The coadsorption of Zn and S on Mo(110) has been investigated using TDS, XPS and XAES. Zn atoms supported on clean Mo(110) desorb at 670 (first layer), 510 (second layer) and 480 K (multilayer). The Mo-Zn bond is considerably stronger (similar to 10 kcal/mol) than the Zn-Zn bond. The strong Mo <--> Zn interaction leads to shifts of similar to 0.35 eV toward lower binding energy in the Zn 3d and 2p levels, and in the ZnL(3)M(45)M(45) Auger transition. At submonolayer coverages (theta(S) + theta(Zn) < 1 ML), Zn and S adatoms do not react to form zinc sulfides on top of Mo(110). The Zn and S adatoms compete for making bonds with the Mo(110) substrate. This competition produces a significant (5-10 kcal/mol) weakening in the strength of the Mo-Zn bond. Surfaces with submonolayer coverages of Zn and S show desorption of Zn at temperatures between 450 and 650 K, with S still remaining on the surfaces at 1200 K. The exposure of Zn/Mo(110) surfaces to large amounts of S-2 gas (theta(S) > 1 ML) at 300 K produces zinc sulfides and chemisorbed sulfur, without forming molybdenum sulfides.
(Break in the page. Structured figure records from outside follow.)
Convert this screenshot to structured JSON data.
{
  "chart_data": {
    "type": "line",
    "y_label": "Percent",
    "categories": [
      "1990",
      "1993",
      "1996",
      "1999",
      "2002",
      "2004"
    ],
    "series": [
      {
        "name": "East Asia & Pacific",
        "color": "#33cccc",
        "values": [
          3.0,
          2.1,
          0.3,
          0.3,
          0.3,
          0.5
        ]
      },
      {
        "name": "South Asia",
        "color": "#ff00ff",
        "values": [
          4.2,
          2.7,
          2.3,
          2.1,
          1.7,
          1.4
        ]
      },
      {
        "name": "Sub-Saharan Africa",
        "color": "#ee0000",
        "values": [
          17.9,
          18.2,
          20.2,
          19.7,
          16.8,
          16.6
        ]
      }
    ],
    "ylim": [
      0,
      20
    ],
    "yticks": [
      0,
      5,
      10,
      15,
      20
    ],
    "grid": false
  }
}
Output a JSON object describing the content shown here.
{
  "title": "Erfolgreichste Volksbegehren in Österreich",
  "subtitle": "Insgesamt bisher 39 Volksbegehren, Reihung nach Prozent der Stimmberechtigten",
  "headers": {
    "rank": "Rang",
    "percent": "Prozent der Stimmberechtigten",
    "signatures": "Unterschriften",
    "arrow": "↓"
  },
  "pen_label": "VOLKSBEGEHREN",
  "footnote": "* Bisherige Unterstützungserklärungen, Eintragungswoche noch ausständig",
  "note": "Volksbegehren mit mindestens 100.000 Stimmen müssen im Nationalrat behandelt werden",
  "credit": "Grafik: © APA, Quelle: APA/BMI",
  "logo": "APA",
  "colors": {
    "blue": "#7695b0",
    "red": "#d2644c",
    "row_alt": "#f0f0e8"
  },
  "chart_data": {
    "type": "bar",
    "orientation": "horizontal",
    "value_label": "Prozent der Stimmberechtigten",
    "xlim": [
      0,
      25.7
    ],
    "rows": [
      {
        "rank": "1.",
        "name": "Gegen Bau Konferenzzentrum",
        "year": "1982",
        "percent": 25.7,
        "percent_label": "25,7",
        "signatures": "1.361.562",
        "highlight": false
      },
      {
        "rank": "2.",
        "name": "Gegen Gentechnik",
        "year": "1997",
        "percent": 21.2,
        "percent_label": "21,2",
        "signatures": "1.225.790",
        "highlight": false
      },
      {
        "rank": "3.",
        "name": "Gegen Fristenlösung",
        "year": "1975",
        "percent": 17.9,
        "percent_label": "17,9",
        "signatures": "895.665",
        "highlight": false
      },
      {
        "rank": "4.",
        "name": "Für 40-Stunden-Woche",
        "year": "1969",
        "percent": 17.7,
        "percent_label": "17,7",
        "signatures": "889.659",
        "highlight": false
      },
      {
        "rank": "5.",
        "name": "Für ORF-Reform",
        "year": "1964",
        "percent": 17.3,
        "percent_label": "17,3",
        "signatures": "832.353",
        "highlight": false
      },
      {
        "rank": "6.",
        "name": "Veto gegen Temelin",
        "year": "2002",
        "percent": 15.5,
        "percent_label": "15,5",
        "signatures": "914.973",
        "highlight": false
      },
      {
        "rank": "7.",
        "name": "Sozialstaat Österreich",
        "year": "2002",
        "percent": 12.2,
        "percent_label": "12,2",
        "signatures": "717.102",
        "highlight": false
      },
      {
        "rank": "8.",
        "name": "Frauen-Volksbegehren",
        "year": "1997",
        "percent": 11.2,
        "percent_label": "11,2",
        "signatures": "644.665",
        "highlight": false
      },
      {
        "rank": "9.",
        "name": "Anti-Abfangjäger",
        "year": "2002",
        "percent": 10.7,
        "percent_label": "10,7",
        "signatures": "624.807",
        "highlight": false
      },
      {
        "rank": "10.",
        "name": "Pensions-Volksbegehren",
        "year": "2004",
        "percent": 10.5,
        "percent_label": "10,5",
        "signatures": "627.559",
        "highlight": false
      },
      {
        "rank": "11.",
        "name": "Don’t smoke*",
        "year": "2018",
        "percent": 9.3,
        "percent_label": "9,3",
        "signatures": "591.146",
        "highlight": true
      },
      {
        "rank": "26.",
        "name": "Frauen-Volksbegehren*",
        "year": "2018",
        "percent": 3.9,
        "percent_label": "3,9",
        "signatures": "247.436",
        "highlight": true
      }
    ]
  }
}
At 600-700 K, zinc promotes the formation of molybdenum sulfides by favoring the migration of sulfur from the surface into the lattice of the Mo substrate. In the ZnxS/MoyS/Mo(110) systems, the zinc sulfides decompose from 750-950 K, whereas the molybdenum sulfides dissociate at much higher temperatures (1200-1350 K).